Accordingly, it could not be said that the Turkish criminal-justice system had secured the full accountability of State officials or authorities for their role in the tragedy, or the effective implementation of provisions of domestic law guaranteeing respect for the right to life, in particular the deterrent function of criminal law. The Court therefore held that there had also been a violation of Article 2 concerning the inadequate investigation into the deaths of the applicant's close relatives.
Article 1 of Protocol No. 1
The Court rejected the Government's argument that the Turkish authorities had refrained on humanitarian grounds from destroying the applicant's house. The positive obligation on the authorities under Article 1 of Protocol No. 1 had required them to take the practical steps which the Court had already indicated to avoid the destruction of the dwelling.
Admittedly, the applicant had been able to acquire subsidised housing on favourable terms, but any advantages thus obtained could not have caused him to lose his status as a "victim", particularly as there was nothing in the deed of sale to indicate any acknowledgment by the authorities of a violation of his right to the peaceful enjoyment of his possessions.
The Court further noted that the compensation which the Turkish courts awarded the applicant for pecuniary damage had still not been paid even though a final judgment had been delivered.
The Court accordingly held that there had been a violation of Article 1 of Protocol No. 1.

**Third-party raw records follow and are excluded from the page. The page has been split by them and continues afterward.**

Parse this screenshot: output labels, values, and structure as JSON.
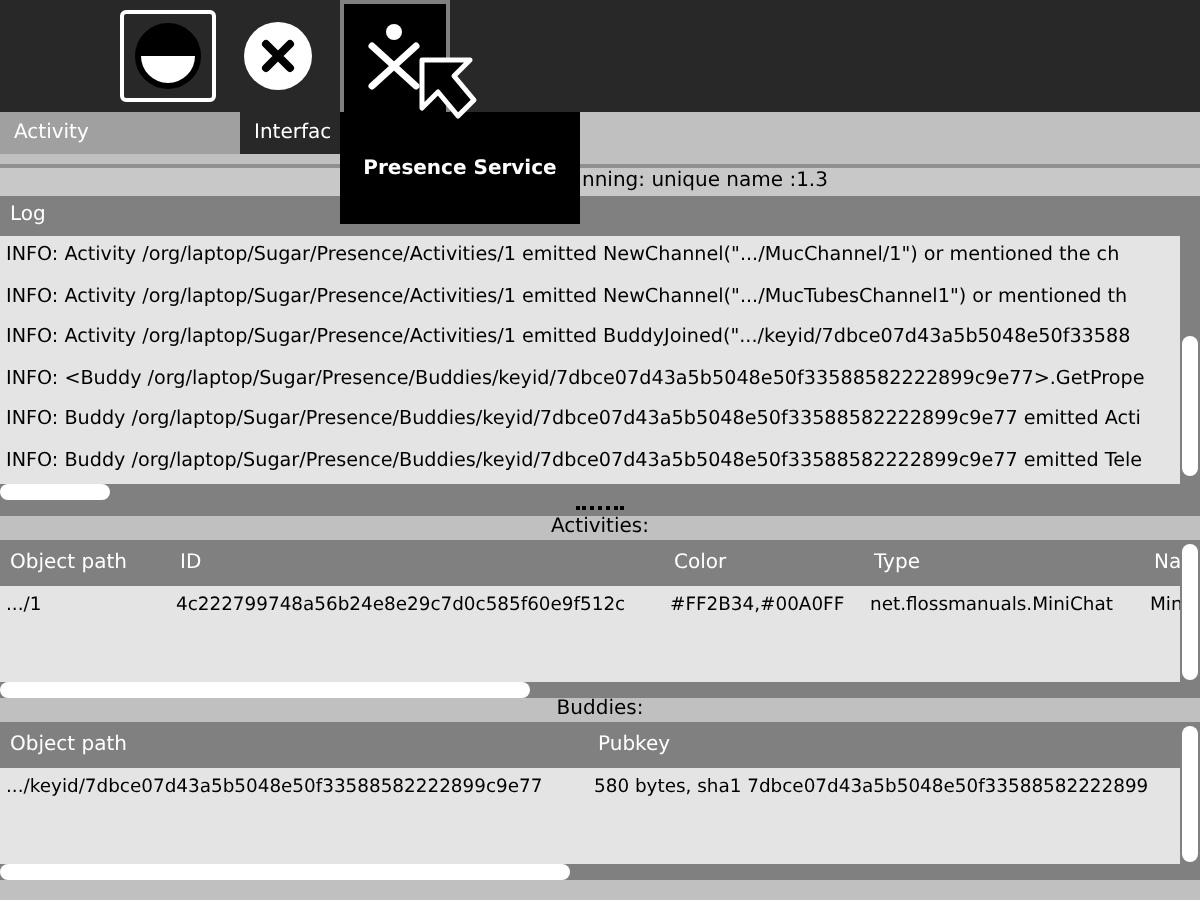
{
  "toolbar": [
    {
      "kind": "activity",
      "selected": true
    },
    {
      "kind": "stop",
      "selected": false
    },
    {
      "kind": "presence",
      "selected": false
    }
  ],
  "palette": {
    "title": "Presence Service"
  },
  "tabs": [
    {
      "label": "Activity",
      "selected": false
    },
    {
      "label": "Interfac",
      "selected": true
    }
  ],
  "status": "nning: unique name :1.3",
  "log": {
    "title": "Log",
    "lines": [
      "INFO: Activity /org/laptop/Sugar/Presence/Activities/1 emitted NewChannel(\".../MucChannel/1\") or mentioned the ch",
      "INFO: Activity /org/laptop/Sugar/Presence/Activities/1 emitted NewChannel(\".../MucTubesChannel1\") or mentioned th",
      "INFO: Activity /org/laptop/Sugar/Presence/Activities/1 emitted BuddyJoined(\".../keyid/7dbce07d43a5b5048e50f33588",
      "INFO: <Buddy /org/laptop/Sugar/Presence/Buddies/keyid/7dbce07d43a5b5048e50f33588582222899c9e77>.GetPrope",
      "INFO: Buddy /org/laptop/Sugar/Presence/Buddies/keyid/7dbce07d43a5b5048e50f33588582222899c9e77 emitted Acti",
      "INFO: Buddy /org/laptop/Sugar/Presence/Buddies/keyid/7dbce07d43a5b5048e50f33588582222899c9e77 emitted Tele"
    ]
  },
  "activities": {
    "title": "Activities:",
    "columns": [
      "Object path",
      "ID",
      "Color",
      "Type",
      "Na"
    ],
    "rows": [
      [
        ".../1",
        "4c222799748a56b24e8e29c7d0c585f60e9f512c",
        "#FF2B34,#00A0FF",
        "net.flossmanuals.MiniChat",
        "Min"
      ]
    ]
  },
  "buddies": {
    "title": "Buddies:",
    "columns": [
      "Object path",
      "Pubkey"
    ],
    "rows": [
      [
        ".../keyid/7dbce07d43a5b5048e50f33588582222899c9e77",
        "580 bytes, sha1 7dbce07d43a5b5048e50f33588582222899"
      ]
    ]
  }
}
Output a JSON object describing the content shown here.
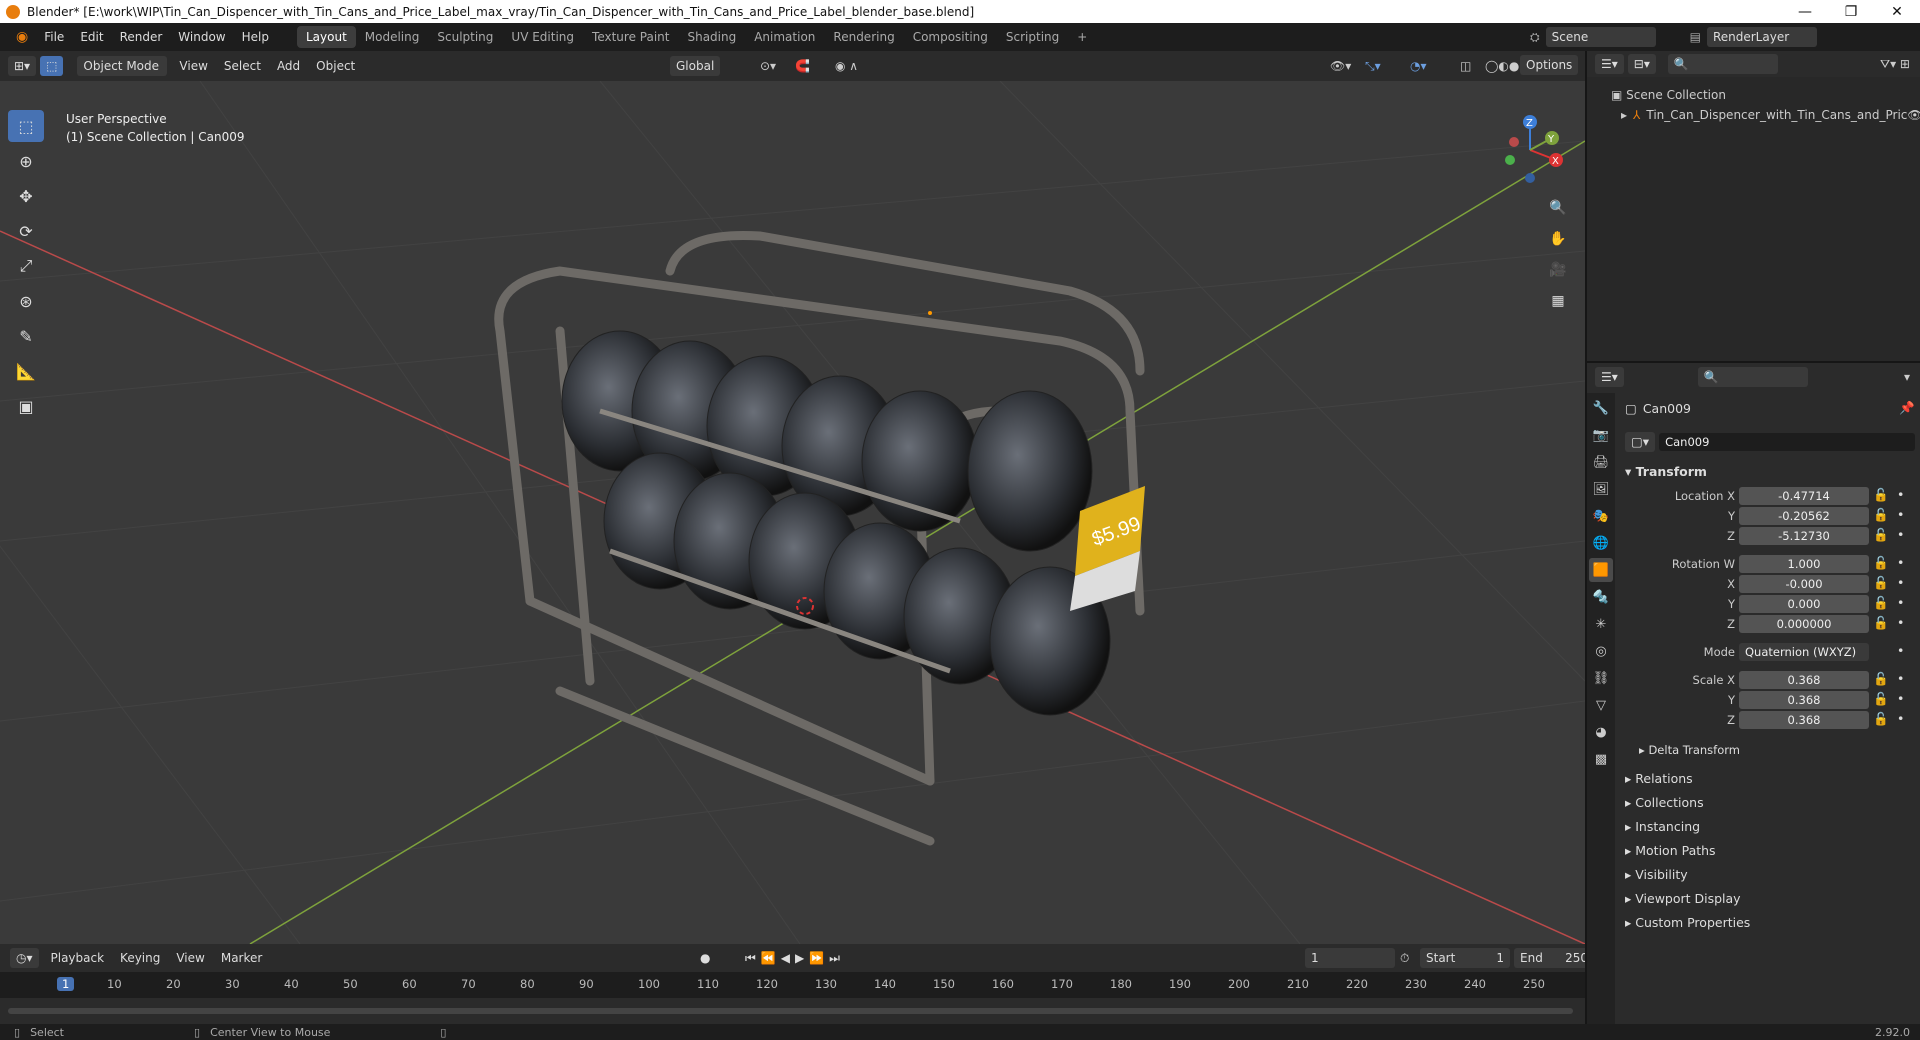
{
  "window": {
    "title": "Blender* [E:\\work\\WIP\\Tin_Can_Dispencer_with_Tin_Cans_and_Price_Label_max_vray/Tin_Can_Dispencer_with_Tin_Cans_and_Price_Label_blender_base.blend]"
  },
  "menus": [
    "File",
    "Edit",
    "Render",
    "Window",
    "Help"
  ],
  "workspaces": [
    "Layout",
    "Modeling",
    "Sculpting",
    "UV Editing",
    "Texture Paint",
    "Shading",
    "Animation",
    "Rendering",
    "Compositing",
    "Scripting"
  ],
  "scene": {
    "name": "Scene",
    "view_layer": "RenderLayer"
  },
  "viewport": {
    "mode": "Object Mode",
    "menu": [
      "View",
      "Select",
      "Add",
      "Object"
    ],
    "orientation": "Global",
    "options_label": "Options",
    "overlay_line1": "User Perspective",
    "overlay_line2": "(1) Scene Collection | Can009",
    "price_label": "$5.99"
  },
  "outliner": {
    "root": "Scene Collection",
    "item": "Tin_Can_Dispencer_with_Tin_Cans_and_Pric"
  },
  "properties": {
    "object_name": "Can009",
    "data_name": "Can009",
    "transform_title": "Transform",
    "location": {
      "label_x": "Location X",
      "x": "-0.47714",
      "y": "-0.20562",
      "z": "-5.12730"
    },
    "rotation": {
      "label_w": "Rotation W",
      "w": "1.000",
      "x": "-0.000",
      "y": "0.000",
      "z": "0.000000"
    },
    "mode_label": "Mode",
    "mode_value": "Quaternion (WXYZ)",
    "scale": {
      "label_x": "Scale X",
      "x": "0.368",
      "y": "0.368",
      "z": "0.368"
    },
    "axis_y": "Y",
    "axis_z": "Z",
    "axis_x": "X",
    "delta": "Delta Transform",
    "panels": [
      "Relations",
      "Collections",
      "Instancing",
      "Motion Paths",
      "Visibility",
      "Viewport Display",
      "Custom Properties"
    ]
  },
  "timeline": {
    "menu": [
      "Playback",
      "Keying",
      "View",
      "Marker"
    ],
    "current_frame": "1",
    "start_label": "Start",
    "start": "1",
    "end_label": "End",
    "end": "250",
    "ticks": [
      "1",
      "10",
      "20",
      "30",
      "40",
      "50",
      "60",
      "70",
      "80",
      "90",
      "100",
      "110",
      "120",
      "130",
      "140",
      "150",
      "160",
      "170",
      "180",
      "190",
      "200",
      "210",
      "220",
      "230",
      "240",
      "250"
    ]
  },
  "status": {
    "select": "Select",
    "center": "Center View to Mouse",
    "version": "2.92.0"
  },
  "colors": {
    "accent": "#4772b3",
    "bg": "#3a3a3a",
    "xaxis": "#b94a4a",
    "yaxis": "#7ea23c"
  }
}
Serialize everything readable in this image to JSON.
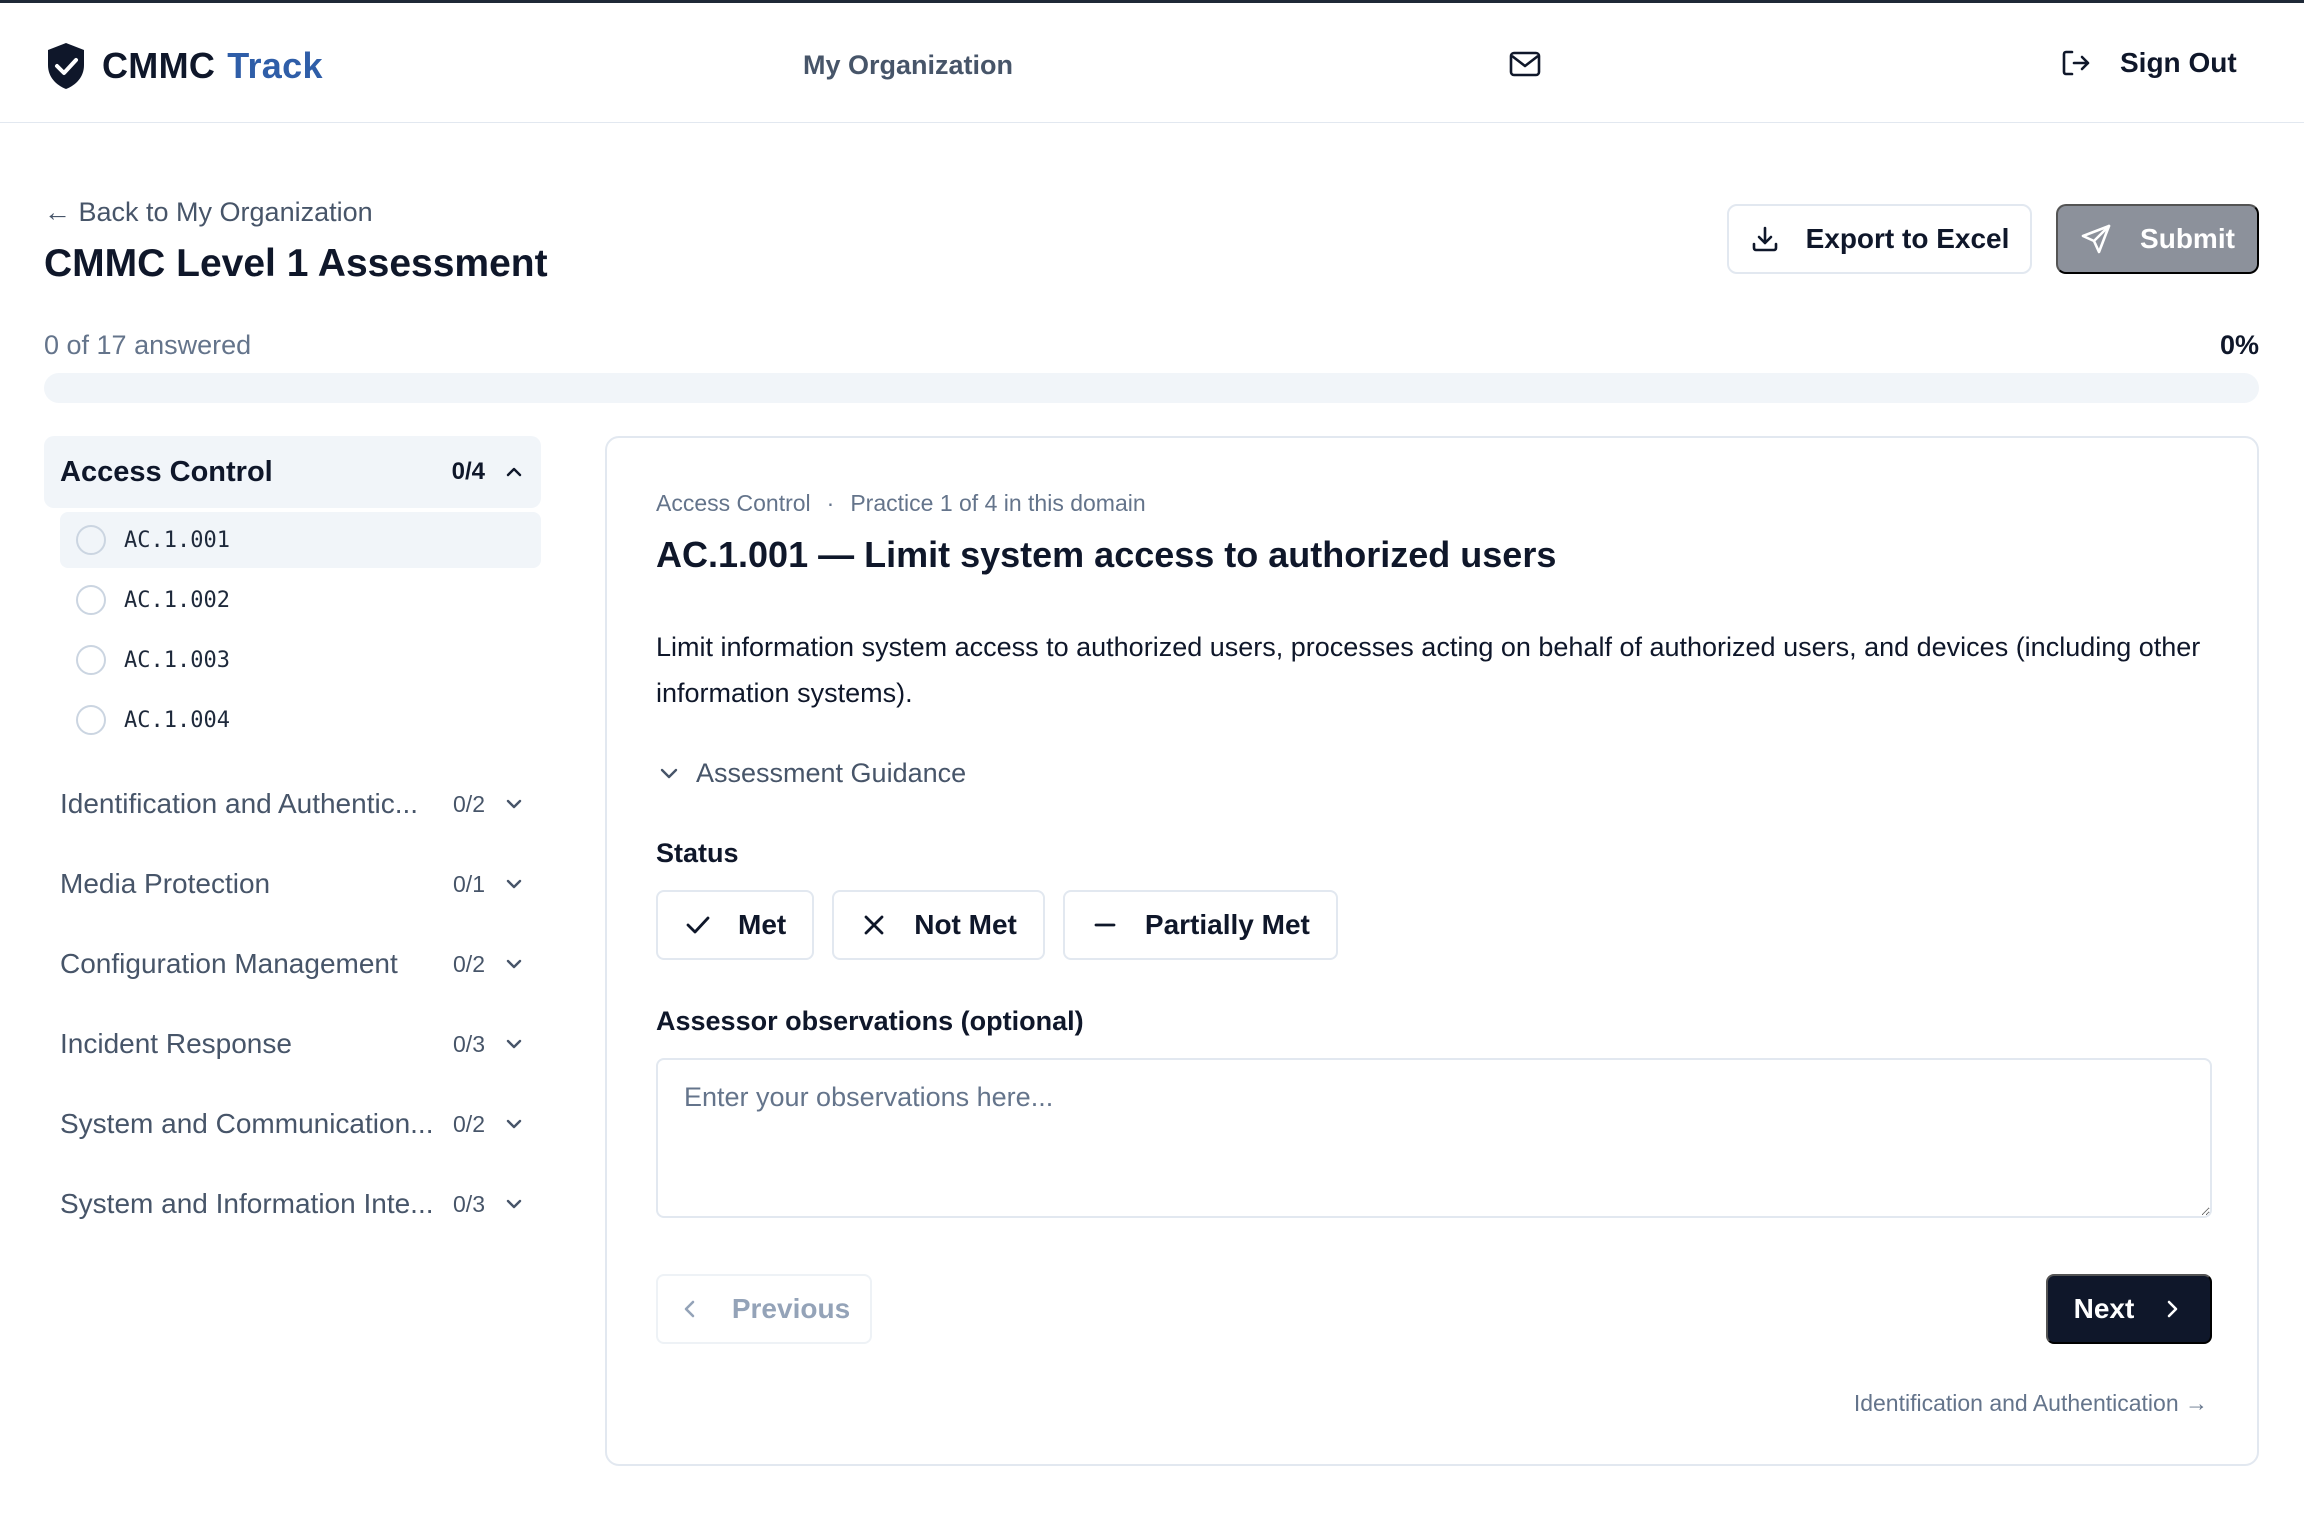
{
  "header": {
    "brand_primary": "CMMC",
    "brand_secondary": "Track",
    "nav_org": "My Organization",
    "mail_icon": "mail-icon",
    "sign_out": "Sign Out",
    "sign_out_icon": "log-out-icon"
  },
  "page": {
    "back_link": "← Back to My Organization",
    "title": "CMMC Level 1 Assessment",
    "export_label": "Export to Excel",
    "submit_label": "Submit",
    "progress_text": "0 of 17 answered",
    "progress_percent": "0%",
    "progress_value": 0
  },
  "sidebar": {
    "active_domain": {
      "name": "Access Control",
      "count": "0/4",
      "practices": [
        {
          "code": "AC.1.001",
          "active": true
        },
        {
          "code": "AC.1.002",
          "active": false
        },
        {
          "code": "AC.1.003",
          "active": false
        },
        {
          "code": "AC.1.004",
          "active": false
        }
      ]
    },
    "domains": [
      {
        "name": "Identification and Authentic...",
        "count": "0/2"
      },
      {
        "name": "Media Protection",
        "count": "0/1"
      },
      {
        "name": "Configuration Management",
        "count": "0/2"
      },
      {
        "name": "Incident Response",
        "count": "0/3"
      },
      {
        "name": "System and Communication...",
        "count": "0/2"
      },
      {
        "name": "System and Information Inte...",
        "count": "0/3"
      }
    ]
  },
  "main": {
    "crumb_domain": "Access Control",
    "crumb_sep": "·",
    "crumb_position": "Practice 1 of 4 in this domain",
    "title": "AC.1.001 — Limit system access to authorized users",
    "description": "Limit information system access to authorized users, processes acting on behalf of authorized users, and devices (including other information systems).",
    "guidance_label": "Assessment Guidance",
    "status_label": "Status",
    "status_options": {
      "met": "Met",
      "not_met": "Not Met",
      "partially_met": "Partially Met"
    },
    "observations_label": "Assessor observations (optional)",
    "observations_placeholder": "Enter your observations here...",
    "observations_value": "",
    "prev_label": "Previous",
    "next_label": "Next",
    "next_domain_link": "Identification and Authentication →"
  },
  "colors": {
    "brand_accent": "#2f5ea8",
    "primary_dark": "#0f172a",
    "submit_disabled": "#8c919b",
    "muted_text": "#475569",
    "border": "#e2e8f0",
    "surface": "#f1f5f9"
  }
}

As regards the complaint under Article 2:
The administrative-law remedy used by the applicant appeared to have been sufficient for him to enforce the substance of his complaint regarding the death of his relatives and had been capable of affording him adequate redress for the violation found of Article 2. However, the Court regarded that remedy as ineffective in several respects and considered it decisive that the damages awarded to the applicant - solely in respect of the non-pecuniary damage resulting from the loss of his close relatives - had never in fact been paid to him.
The Court reiterated that the timely payment of a final award of compensation for anguish suffered should be considered an essential element of a remedy under Article 13 for a bereaved spouse and parent. It further noted that the Administrative Court had taken four years, eleven months and ten days to reach its decision, a period that indicated a lack of diligence on its part, especially in view of the applicant's distressing situation. Those reasons led the Court to conclude that the administrative proceedings had not provided the applicant with an effective remedy in respect of the State's failure to protect the lives of his close relatives. It accordingly held that there had been a violation of Article 13.
As regards the complaint under Article 1 of Protocol No. 1:
As had already been noted, the decision on compensation had been long in coming and the amount awarded in respect of the destruction of household goods had never been paid. Consequently, the applicant had been denied an effective remedy in respect of the alleged breach of his right under Article 1 of Protocol No. 1. The Court therefore held that there had also been a violation of Article 13 as regards that complaint.
Article 6 § 1 and Article 8
Having regard to the findings it had already reached, the Court did not consider it necessary to examine the allegations of a violation of Article 6 § 1 and Article 8.
Under Article 41 (just satisfaction), the Court decided unanimously to award the applicant 2,000 United States dollars (corresponding to the reimbursement of funeral expenses), 45,250 euros (EUR) for pecuniary and non-pecuniary damage and EUR 16,000 for costs and expenses (less the EUR 3,993.84 already received from the Council of Europe in legal aid). The Court also awarded EUR 33,750 to each of the applicant's adult sons for non-pecuniary damage.